Ilustración de José Luis de Cárdenas.

Tengo la terrible sospecha de que una revolución vale menos que un árbol.

Y no lo digo mientras camino por el Campo de Marte, en París, febrero de 1848, bajo el fuego cruzado de las barricadas, por bulevares llenos de muñones de árboles, que antes de ser cortados pintaban con deliciosas manchas verdes la ciudad de luz.

Lo pienso mientras leo en Emerson aquello de “si la Revolución fue digna de los árboles”. El yanqui veía con espanto la deforestación urbana de París en pos de la construcción de unas trincheras que no entendía muy bien.

Ignoro que habrá escrito, unas décadas más tarde, sobre la Guerra de Secesión en su país, o si le pareció igual de sospechoso que en los informes nunca aparezcan la cantidad de árboles caídos, troncos mutilados, ramas incineradas o raíces arrancadas de tajo por cañones de hierro.

La secesión cesó y los pensadores como Emerson se marchaban al retiro de la naturaleza, lugar predilecto donde pensar las cosas del mundo bajo la sombra de un hemlock, viendo caer las hojas penticulares de los maples o la lluvia de oro de la nieve en los chestnuts.

Más abajo, en el paraíso tropical del Caribe, Cuba dormía su sueño de azúcar mientras casi toda América se quitaba de encima a la colonia española. No, la planta de azúcar no es un árbol, sino una gramínea gigante, algo así como un estado intermedio entre el pasto y el bambú. Pero lo dicho: ninguna revolución vale lo que un guarapo.

Probablemente el hacendado Carlos Manuel de Céspedes había mojado muchas veces sus bigotes en el elixir dulce de la isla, escuchando al Mozart de Las bodas de Fígaro.

Probablemente eso, y que el lugar perteneció en sus orígenes al ilustre José Joaquín Palma, conmovió al aspirante a poeta para comprar en 1866 la finca La Demajagua (llamada así por la presencia abundante de la majagua azul, árbol de rica madera), que en menos de dos años el patricio convirtió en ingenio azucarero, con moderna máquina de vapor y casa de moliendas, además de un centenar de trabajadores, entre esclavos y obreros asalariados.

Sí, ya sabemos que los esclavos, los mismos que luego liberaría en el histórico arrebato, estaban tan hipotecados como las cementeras y los alambiques y casi todo en esa finca.

No obstante, el éxito de la empresa era pasmoso y de haberse reeditado El libro de los ingenios de Cantero y Laplante, ahora tendríamos una magnífica litografía de La Demajagua, con sus cifras de ensueño en tintas ferrogálicas.

Lo que tenemos, en cambio, es una imagen que se ha vuelto icónica en el tiempo: un jagüey, árbol lechoso y de raíces trepadoras de la familia de las moráceas, crece entrelazado a una rueda dentada, último vestigio de aquella máquina de vapor que fue el orgullo de la finca.

Tengo que confesar que, como la historia no me desvela mucho y la botánica es de esas grandes frustraciones que alivio con literatura, lo primero que me viene a la mente cada 10 de octubre es esa imagen, pero en un plano simbólico muy distante del que la ha convertido en “templo de la patria”, “altar de la insurrección”, etc.

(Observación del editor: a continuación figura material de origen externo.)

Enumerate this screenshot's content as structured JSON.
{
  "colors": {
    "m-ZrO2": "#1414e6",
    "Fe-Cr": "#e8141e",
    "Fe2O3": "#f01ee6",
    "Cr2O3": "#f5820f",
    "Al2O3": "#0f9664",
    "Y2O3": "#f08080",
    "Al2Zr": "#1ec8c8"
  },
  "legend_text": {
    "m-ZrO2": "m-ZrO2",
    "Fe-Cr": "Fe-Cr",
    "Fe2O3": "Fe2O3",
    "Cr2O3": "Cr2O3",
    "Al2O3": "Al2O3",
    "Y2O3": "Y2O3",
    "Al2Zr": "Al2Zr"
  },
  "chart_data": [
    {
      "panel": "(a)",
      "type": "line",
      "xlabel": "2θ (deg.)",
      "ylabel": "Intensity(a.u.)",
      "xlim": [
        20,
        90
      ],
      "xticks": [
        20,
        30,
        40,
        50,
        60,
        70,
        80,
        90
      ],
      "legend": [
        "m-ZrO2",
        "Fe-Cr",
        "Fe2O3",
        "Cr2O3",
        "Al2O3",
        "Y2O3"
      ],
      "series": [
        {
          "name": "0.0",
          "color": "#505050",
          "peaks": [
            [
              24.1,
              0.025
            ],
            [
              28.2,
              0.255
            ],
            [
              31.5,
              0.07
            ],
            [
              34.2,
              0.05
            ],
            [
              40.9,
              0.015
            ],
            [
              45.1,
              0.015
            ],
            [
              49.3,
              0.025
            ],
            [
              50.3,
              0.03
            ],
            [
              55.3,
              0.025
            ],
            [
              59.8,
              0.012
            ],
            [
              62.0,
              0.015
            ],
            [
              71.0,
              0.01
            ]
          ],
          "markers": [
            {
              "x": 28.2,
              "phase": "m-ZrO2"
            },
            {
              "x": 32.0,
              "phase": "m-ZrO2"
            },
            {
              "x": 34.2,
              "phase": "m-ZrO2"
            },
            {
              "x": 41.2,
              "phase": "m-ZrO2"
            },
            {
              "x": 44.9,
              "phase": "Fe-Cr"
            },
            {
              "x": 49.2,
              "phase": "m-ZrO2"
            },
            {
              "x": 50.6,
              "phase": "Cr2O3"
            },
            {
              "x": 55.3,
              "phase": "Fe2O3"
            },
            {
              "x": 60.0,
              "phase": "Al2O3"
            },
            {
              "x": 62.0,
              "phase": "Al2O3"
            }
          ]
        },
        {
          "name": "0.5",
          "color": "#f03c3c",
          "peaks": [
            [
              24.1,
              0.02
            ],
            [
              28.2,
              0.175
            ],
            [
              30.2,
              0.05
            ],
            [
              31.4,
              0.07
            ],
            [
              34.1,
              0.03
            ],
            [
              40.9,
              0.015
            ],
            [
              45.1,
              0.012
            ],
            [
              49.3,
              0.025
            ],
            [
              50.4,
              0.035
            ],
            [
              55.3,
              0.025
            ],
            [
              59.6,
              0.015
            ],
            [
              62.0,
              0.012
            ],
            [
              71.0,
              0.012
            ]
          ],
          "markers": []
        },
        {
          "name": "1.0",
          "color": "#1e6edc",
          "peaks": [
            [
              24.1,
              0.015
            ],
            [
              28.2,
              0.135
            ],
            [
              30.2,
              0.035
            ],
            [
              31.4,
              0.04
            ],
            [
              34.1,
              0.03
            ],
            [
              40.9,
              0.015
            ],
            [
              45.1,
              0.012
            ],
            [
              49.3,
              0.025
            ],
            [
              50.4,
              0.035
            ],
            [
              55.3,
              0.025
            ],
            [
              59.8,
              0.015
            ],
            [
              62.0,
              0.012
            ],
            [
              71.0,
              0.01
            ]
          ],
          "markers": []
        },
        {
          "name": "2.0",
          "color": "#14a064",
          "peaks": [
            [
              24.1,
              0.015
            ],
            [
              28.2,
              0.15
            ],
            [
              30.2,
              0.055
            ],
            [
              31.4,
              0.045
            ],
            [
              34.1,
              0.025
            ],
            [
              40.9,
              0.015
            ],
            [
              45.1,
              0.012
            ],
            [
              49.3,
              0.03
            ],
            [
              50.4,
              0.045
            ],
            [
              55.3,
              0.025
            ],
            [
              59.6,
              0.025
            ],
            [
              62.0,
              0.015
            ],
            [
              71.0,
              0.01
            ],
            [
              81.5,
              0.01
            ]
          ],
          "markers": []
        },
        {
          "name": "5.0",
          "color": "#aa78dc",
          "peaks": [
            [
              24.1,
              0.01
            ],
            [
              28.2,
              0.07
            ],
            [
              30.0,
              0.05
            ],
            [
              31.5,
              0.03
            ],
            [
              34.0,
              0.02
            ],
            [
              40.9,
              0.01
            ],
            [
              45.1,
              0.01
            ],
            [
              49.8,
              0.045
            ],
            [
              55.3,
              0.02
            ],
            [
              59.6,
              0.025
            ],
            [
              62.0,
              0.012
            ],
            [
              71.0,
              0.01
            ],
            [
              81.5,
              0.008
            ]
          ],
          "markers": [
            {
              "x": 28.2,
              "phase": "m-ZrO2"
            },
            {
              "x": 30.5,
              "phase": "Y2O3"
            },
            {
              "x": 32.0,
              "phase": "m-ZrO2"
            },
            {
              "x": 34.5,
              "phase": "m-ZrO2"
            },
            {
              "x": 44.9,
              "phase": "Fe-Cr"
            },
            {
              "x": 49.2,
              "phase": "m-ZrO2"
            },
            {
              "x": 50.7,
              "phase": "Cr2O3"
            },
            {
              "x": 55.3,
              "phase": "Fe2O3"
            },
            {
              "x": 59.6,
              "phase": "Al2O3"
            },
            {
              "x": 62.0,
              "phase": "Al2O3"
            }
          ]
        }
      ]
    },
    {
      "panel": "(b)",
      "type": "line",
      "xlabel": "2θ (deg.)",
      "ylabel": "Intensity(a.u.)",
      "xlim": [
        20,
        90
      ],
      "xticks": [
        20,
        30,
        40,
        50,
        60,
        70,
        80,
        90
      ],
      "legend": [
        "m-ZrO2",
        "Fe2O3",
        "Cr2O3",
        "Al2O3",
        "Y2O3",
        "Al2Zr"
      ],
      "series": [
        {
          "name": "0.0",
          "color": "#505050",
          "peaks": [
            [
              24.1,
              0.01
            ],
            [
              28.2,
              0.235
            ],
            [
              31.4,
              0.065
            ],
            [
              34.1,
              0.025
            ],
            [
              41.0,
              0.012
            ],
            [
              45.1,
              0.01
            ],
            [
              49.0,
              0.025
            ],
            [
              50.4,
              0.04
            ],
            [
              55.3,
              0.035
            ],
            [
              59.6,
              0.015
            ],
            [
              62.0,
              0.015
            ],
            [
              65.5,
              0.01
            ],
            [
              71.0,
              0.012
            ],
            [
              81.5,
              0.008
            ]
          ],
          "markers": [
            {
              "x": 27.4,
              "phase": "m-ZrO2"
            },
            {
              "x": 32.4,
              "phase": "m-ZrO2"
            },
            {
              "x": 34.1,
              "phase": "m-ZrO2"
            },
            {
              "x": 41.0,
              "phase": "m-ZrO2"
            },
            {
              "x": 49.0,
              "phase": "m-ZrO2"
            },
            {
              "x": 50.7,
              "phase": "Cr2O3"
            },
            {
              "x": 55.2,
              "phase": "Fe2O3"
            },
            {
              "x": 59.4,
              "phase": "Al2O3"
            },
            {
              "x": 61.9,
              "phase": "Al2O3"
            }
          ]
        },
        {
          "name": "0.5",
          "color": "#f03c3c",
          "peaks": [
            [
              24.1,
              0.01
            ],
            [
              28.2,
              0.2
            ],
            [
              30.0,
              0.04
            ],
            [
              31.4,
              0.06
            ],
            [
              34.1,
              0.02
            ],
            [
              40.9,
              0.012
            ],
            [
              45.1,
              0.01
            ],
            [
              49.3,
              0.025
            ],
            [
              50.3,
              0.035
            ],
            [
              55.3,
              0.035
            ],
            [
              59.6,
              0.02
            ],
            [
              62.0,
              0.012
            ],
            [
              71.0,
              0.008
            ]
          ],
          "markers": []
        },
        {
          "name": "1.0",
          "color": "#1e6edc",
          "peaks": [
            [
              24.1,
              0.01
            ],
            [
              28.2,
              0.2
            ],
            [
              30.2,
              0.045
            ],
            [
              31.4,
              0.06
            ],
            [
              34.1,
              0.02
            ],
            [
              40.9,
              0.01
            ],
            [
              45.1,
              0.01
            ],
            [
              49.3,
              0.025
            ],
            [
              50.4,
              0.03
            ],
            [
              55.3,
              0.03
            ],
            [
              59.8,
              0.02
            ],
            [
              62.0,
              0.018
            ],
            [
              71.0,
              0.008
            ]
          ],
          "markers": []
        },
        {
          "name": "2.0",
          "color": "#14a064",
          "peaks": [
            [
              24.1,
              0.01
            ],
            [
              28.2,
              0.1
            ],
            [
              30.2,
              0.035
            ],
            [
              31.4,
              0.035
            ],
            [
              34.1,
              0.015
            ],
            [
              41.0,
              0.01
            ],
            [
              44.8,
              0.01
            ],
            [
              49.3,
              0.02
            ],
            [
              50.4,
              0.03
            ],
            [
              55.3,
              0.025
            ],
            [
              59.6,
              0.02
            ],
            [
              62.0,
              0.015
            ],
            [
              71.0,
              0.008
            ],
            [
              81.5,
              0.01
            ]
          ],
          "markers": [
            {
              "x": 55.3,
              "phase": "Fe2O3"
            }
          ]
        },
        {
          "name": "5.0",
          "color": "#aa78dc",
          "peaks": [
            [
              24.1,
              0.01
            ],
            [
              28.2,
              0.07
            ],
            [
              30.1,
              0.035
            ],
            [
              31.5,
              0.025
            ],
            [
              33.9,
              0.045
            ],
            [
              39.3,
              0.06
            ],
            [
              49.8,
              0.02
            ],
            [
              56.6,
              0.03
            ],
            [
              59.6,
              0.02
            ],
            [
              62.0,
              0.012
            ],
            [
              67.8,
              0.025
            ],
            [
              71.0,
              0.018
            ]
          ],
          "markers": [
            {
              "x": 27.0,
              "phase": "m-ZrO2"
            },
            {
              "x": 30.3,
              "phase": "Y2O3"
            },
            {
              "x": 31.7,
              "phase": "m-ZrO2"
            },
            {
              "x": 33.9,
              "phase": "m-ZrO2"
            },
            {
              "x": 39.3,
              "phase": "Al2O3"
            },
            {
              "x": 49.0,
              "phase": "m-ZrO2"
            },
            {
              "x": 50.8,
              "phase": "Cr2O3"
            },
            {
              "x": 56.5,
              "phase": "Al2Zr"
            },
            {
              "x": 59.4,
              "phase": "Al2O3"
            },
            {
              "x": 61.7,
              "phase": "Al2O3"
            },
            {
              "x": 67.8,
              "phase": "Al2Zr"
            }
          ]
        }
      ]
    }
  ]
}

Como un poeta lakista, me hubiera gustado recostar la cabeza en ese páramo del tiempo, a despecho de hormigas y otros bichos agrestes, despreocupado de la agobiante realidad del día a día, de la violenta costumbre de las horas, para responderle a Emerson que no, ninguna revolución es digna del más simple tocón, del que un discípulo suyo vio crecer los brotes renovados.

La revolución, como una rueda dentada, se repite y se oxida. Nunca es totalmente cambio, sino rotación mecánica. Su lógica es la del engranaje que terminará por romperse; su ser, el del instrumento que se volverá inútil.

El árbol, por su parte, vive. Y sabe morir, como el jagüey icónico, al que el gobierno socialista no pudo salvar de un hongo en 1998, y con su muerte dio paso a un nuevo jagüey que perpetúa la imagen.

No, ninguna revolución es digna de un jagüey, un algarrobo, un júcaro…

Sin embargo, querido Ralph, algunas veces, para tumbar los frutos podridos de la copa, es necesario sacudir el árbol.